John Goings, chairman of the O’Fallon Historic Preservation Commission, said the age of the Dames mound had been estimated to be between 700 B.C.-3000 B.C. James Audrain, one of the very first O’Fallon settlers, is suspected to have built a home, tavern and mill in the area, where he lived and worked up until 1831.
Goings said that in its heyday, the burial mound probably would have functioned like a modern-day funeral home. A crematorium would have sat on top of the hill, and ancient leaders of important communities likely would have been on the perimeter of the mound.
Goings said the creek running through Dames Park contains a lot of Burlington Chert, making the area a prime spot for native Americans to gather materials for tools.
“It’s a type of stone that is very conducive to flint knapping and tool manufacturing,” Goings said. “So it was highly, highly prized in native cultures back then in that time period because of its workability and strength. So it makes sense that native people would be living in that area at that time.”
The Audrain homestead was settled after the War of 1812, in which James Audrain fought. Goings said Audrain’s tavern and mill were some of the first commercial enterprises in the area.
“Audrain, being one of the earliest settlers to what has become the city of O’Fallon is certainly noteworthy,” Goings said.
The O’Fallon Parks and Recreation Department had previously contracted Joe Harl, from the Archeological Research Center of St. Louis, to do exploratory digs around the Audrain homestead.
During these digs, Harl said his team unearthed foundations to an old home, though it was not clear whether the foundations belonged to Audrain’s original home, or to his son’s home.
“The Audrain site is significant because, really, it is the beginning of O’Fallon,” Harl said. He added that digging through sites like the Audrain homestead can lead to fascinating insights into the ways of life in the 1800s, such as the dishes that homesteaders used as well as their customs and stations in life.
“During the early 1800s, (people) had very decorative, very ornate plates,” Harl said. “Because it was oftentimes thought that, even for the people living in the most remote places, like the Audrains, having an English tea set was a very important thing, so you could entertain guests properly.”
Goings said initially the commission wants to create some walking trails and signage around the sites to teach passersby about each location’s history.
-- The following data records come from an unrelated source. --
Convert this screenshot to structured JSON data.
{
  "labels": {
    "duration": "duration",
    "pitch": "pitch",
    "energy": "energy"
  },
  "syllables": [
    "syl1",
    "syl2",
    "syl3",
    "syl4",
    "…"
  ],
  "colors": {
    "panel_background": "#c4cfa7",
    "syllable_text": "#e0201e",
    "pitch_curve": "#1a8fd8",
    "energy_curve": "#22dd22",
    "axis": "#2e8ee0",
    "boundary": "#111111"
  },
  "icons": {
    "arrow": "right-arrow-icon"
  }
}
He also said the commission would be seeking to place the two new landmarks on the national historic register, which would hopefully open the door to grants and funding for the improvements the commission is seeking to make and for more research on the Audrain site.
Getting the sites recognized at the city level is a first for the relatively young Historic Preservation Commission, according to Goings.
“These two sites are the first of what we are hoping will be many O’Fallon historic preservation sites,” Goings said.